Da adesso in poi le tracce non dureranno meno di 12 minuti e questa "Pictures" ne sfiora 17, perciò sarebbe alquanto difficile descriverle a meno di non scadere in un'asettica cronaca minuto per minuto. Vi basti sapere che la voce di Ben appare spesso come un richiamo proveniente dall'oblìo, un lamento riecheggiante negli antri più bui della dimensione nella quale questo disco ci ha catapultati, a volte così lirico e viscerale da ricordarci i disastri profetizzati da Mr.Hammill durante l'Assillo dei Guardiani del Faro. Il sax di René (suonato in modo molto meno aspro rispetto a quello di David Jackson, tanto per continuare il paragone con i VDGG), sempre presente con le sue arie affascinanti e maestose in quest'ultimo pezzo, lascia spazio alle tastiere nel seguente "Herold and King, Dloreh", introdotto difatti da un tenebroso solo di piano e sviluppato poi sui toni altrettanto cupi e profondi prodotti sempre dallo strumento di Peter, a tratti eclissato dai versi cantati al contrario che appaiono ogni tanto durante lo svolgimento della composizione (il titolo vi dà un suggerimento in proposito visto che Dloreh non è altro che Herold scritto a rovescio). L'album si chiude con "Here and Now" e vede il clarinetto e le tastiere tessere le loro fitte trame, supportate dal ritmo inspiegabile della batteria di Guge e dalla voce sofferente di Ben, atte a creare un'atmosfera talmente densa e carica di sensazioni da poter quasi essere toccata con mano.

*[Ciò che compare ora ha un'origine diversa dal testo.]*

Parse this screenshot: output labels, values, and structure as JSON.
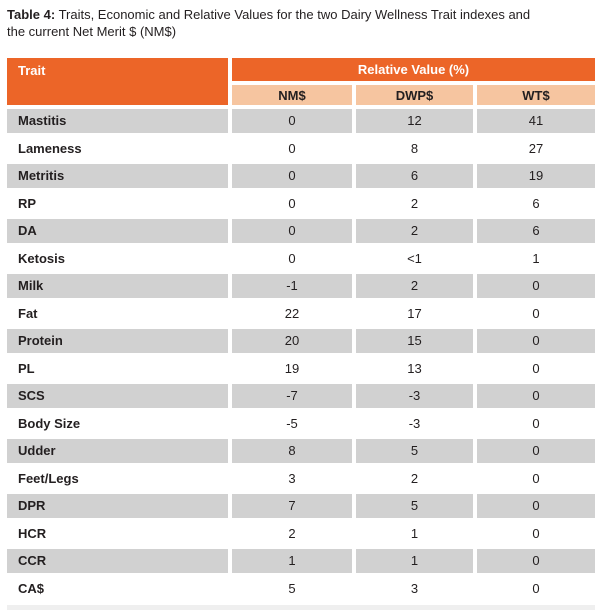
{
  "caption": {
    "label": "Table 4:",
    "text_line1": "Traits, Economic and Relative Values for the two Dairy Wellness Trait indexes and",
    "text_line2": "the current Net Merit $ (NM$)"
  },
  "table": {
    "trait_header": "Trait",
    "group_header": "Relative Value (%)",
    "columns": [
      "NM$",
      "DWP$",
      "WT$"
    ],
    "rows": [
      {
        "trait": "Mastitis",
        "values": [
          "0",
          "12",
          "41"
        ]
      },
      {
        "trait": "Lameness",
        "values": [
          "0",
          "8",
          "27"
        ]
      },
      {
        "trait": "Metritis",
        "values": [
          "0",
          "6",
          "19"
        ]
      },
      {
        "trait": "RP",
        "values": [
          "0",
          "2",
          "6"
        ]
      },
      {
        "trait": "DA",
        "values": [
          "0",
          "2",
          "6"
        ]
      },
      {
        "trait": "Ketosis",
        "values": [
          "0",
          "<1",
          "1"
        ]
      },
      {
        "trait": "Milk",
        "values": [
          "-1",
          "2",
          "0"
        ]
      },
      {
        "trait": "Fat",
        "values": [
          "22",
          "17",
          "0"
        ]
      },
      {
        "trait": "Protein",
        "values": [
          "20",
          "15",
          "0"
        ]
      },
      {
        "trait": "PL",
        "values": [
          "19",
          "13",
          "0"
        ]
      },
      {
        "trait": "SCS",
        "values": [
          "-7",
          "-3",
          "0"
        ]
      },
      {
        "trait": "Body Size",
        "values": [
          "-5",
          "-3",
          "0"
        ]
      },
      {
        "trait": "Udder",
        "values": [
          "8",
          "5",
          "0"
        ]
      },
      {
        "trait": "Feet/Legs",
        "values": [
          "3",
          "2",
          "0"
        ]
      },
      {
        "trait": "DPR",
        "values": [
          "7",
          "5",
          "0"
        ]
      },
      {
        "trait": "HCR",
        "values": [
          "2",
          "1",
          "0"
        ]
      },
      {
        "trait": "CCR",
        "values": [
          "1",
          "1",
          "0"
        ]
      },
      {
        "trait": "CA$",
        "values": [
          "5",
          "3",
          "0"
        ]
      }
    ]
  },
  "colors": {
    "header_orange": "#EC6528",
    "subheader_peach": "#F6C5A0",
    "row_gray": "#D1D1D1",
    "text_dark": "#231F20",
    "header_text": "#FFFFFF"
  }
}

Ma la vera sorpresa deve ancora arrivare. Sì perché la Laser's Edge, che ha il grande merito di aver riproposto questo lavoro ristampandolo su CD, ha inserito una bonus track a conclusione del disco... No! Non la solita traccia scartata, riempitiva e inutile... No... stiamo parlando di "Empty Bottles", una suite di 23 minuti in cui le nebbie oscure del disco effettivo tendono a diradarsi in favore di una jam session dal sapore jazz dove tutti gli strumenti contribuiscono alla costruzione di un'imponente torre sonora, in cima alla quale possiamo quasi riconoscere le splendide valli canterburyane estendersi in lontananza. Si parte dall'ispiratissima componente fiatistica del solito René e dalle tastiere stavolta gentili e melodiche di Peter, passando per la voce più distesa ma sempre evocativa di Ben, fino ad arrivare al reparto ritmico, dove, oltre all'improvvisazione di Guge, troviamo il misterioso basso di un musicista sconosciuto, del quale non si fa menzione nei crediti dell'opera. Dopo questa spero esauriente infarinatura su quello che io reputo un vero capolavoro ingiustamente relegato all'ombra imperitura dell'indifferenza dei più, vi lascio chiarendovi un punto fondamentale: solo (e sottolineo solo) la bonus track vale l'acquisto dell'album... Fate un po' voi.